D‐Day : n'oublions pas les soldats d'aujourd'hui !
D‐Day : quand l'émotion médiatique remplace l'histoire
Dans les commémorations du débarquement en Normandie comme dans celles de 1914, je suis frappé, au-delà des mesquines saloperies gouvernementales, de voir à quel point nous ne comprenons plus les combattants auxquels nous rendons hommage.
A cause de notre obsession nazie (1), nous comprenons encore que l'on puisse risquer sa vie pour combattre cette idéologie mortifère et seulement celle-là (mourir pour combattre le communisme semblerait incongru), mais nous ne comprenons plus qu'on puisse mourir pour la patrie. Nous considérons cela comme une marque de stupidité et de naïveté, de manque de finesse.
Alors, nous faisons des soldats de pauvres victimes, des agneaux bêlants. La victimisation, ça, nous comprenons.
Hé bien non, les combattants de 1914, comme ceux de 1940, comme ceux de 1944, faisaient la guerre pour bien des raisons, leurs motivations sont toujours complexes, mais ils ne se voyaient certainement pas comme des victimes. Ils voulaient crever du Boche. Oui, tuer, ou, du moins, combattre.
Notre erreur de perspective est-elle grave ? Je ne peux dire mieux que Jean-Pierre Le Goff :
FigaroVox: Qu'est-ce qui vous choque dans la manière dont est célébré l'anniversaire du débarquement aujourd'hui ?
Jean-Pierre Le Goff : Après tant d'années, il est normal et juste de reconnaitre les victimes civiles de la bataille de Normandie. Mais
certains commentaires médiatiques m'ont rendu mal à l'aise. Je suis moi-même originaire de Normandie, ma jeunesse a baigné dans les
récits et les souvenirs de la Libération qu'on racontait dans les familles, les visites dominicales des premiers musées des plages du
débarquement. Des membres de ma famille ont été «pris sous les bombardements» en cherchant à se réfugier dans la campagne ; on
évoquait avec douleur et tristesse les terribles bombardements de Caen et de Saint-Lô qui ont fait tant de victimes civiles. Mais je n'ai
jamais entendu à l'époque des commentaires comme ceux d'aujourd'hui. Si la guerre était considérée comme un mal, c'était un mal
nécessaire pour chasser l'occupant, et le fait qu'il y ait des victimes civiles était quelque chose de douloureux et tragique, mais ce tragique
s'intégrait aux conditions mêmes de la guerre et à une conception de la vie qui donnait sa place au sacrifice, affrontait la mort comme une donnée de la condition humaine. Le contraste est frappant entre cette conception et la relecture de la bataille de Normandie à l'aune
du nouveau monde du XXIe siècle et du nouvel individualisme victimaire.

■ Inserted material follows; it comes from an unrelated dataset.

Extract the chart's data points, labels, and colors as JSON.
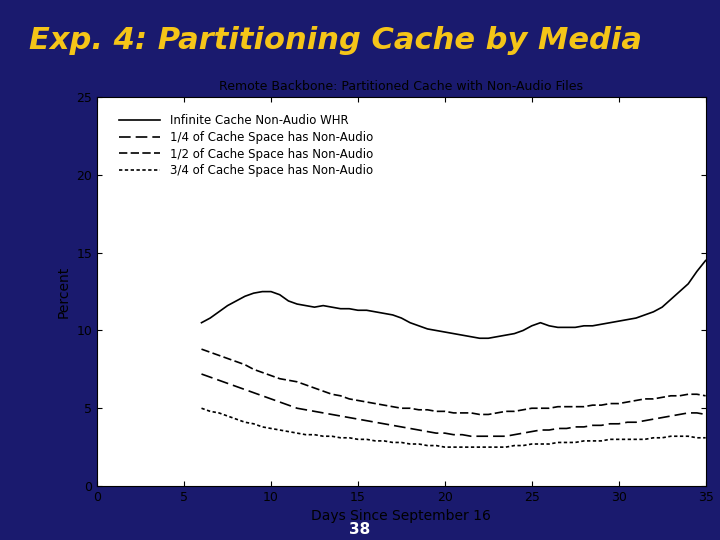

En quoi cette nouvelle mentalité est- elle problématique? Finalement, cette nouvelle sensibilité aux victimes de
l 'histoire n'est- elle pas une bonne nouvelle?
Il me semble que ce nouvel ethos est problématique dans la mesure où nous sommes confrontés au développement du terrorisme et de
nouvelles menaces. Le contraste est là aussi frappant entre cette mentalité sentimentale, pacifiste, et ce qui se passe aujourd'hui en
Ukraine ou en Syrie. La déconnection de l'histoire, avec ce qu'elle implique de tragique, et la dépolitisation nous désarment face aux
nouveaux défis du XXIè siècle. On ne reviendra pas en arrière, mais je crois qu'il est important de porter un regard critique sur cette lame
de fond sentimentaliste et victimaire qui concerne non seulement la France, mais une bonne partie des pays de l'Union Européenne. Pour
cela, il ne faut pas craindre d'affronter la nouvelle bien-pensance et le nouvel ordre moral médiatique. C'est la condition d'un renouveau
d'une dynamique démocratique qui ne fonctionne pas à l'émotion mais trouve ses ressources dans une citoyenneté éclairée à l'aune de la
raison, en s'appuyant sur l'héritage précieux de ceux qui ont combattu et sont morts pour la liberté. .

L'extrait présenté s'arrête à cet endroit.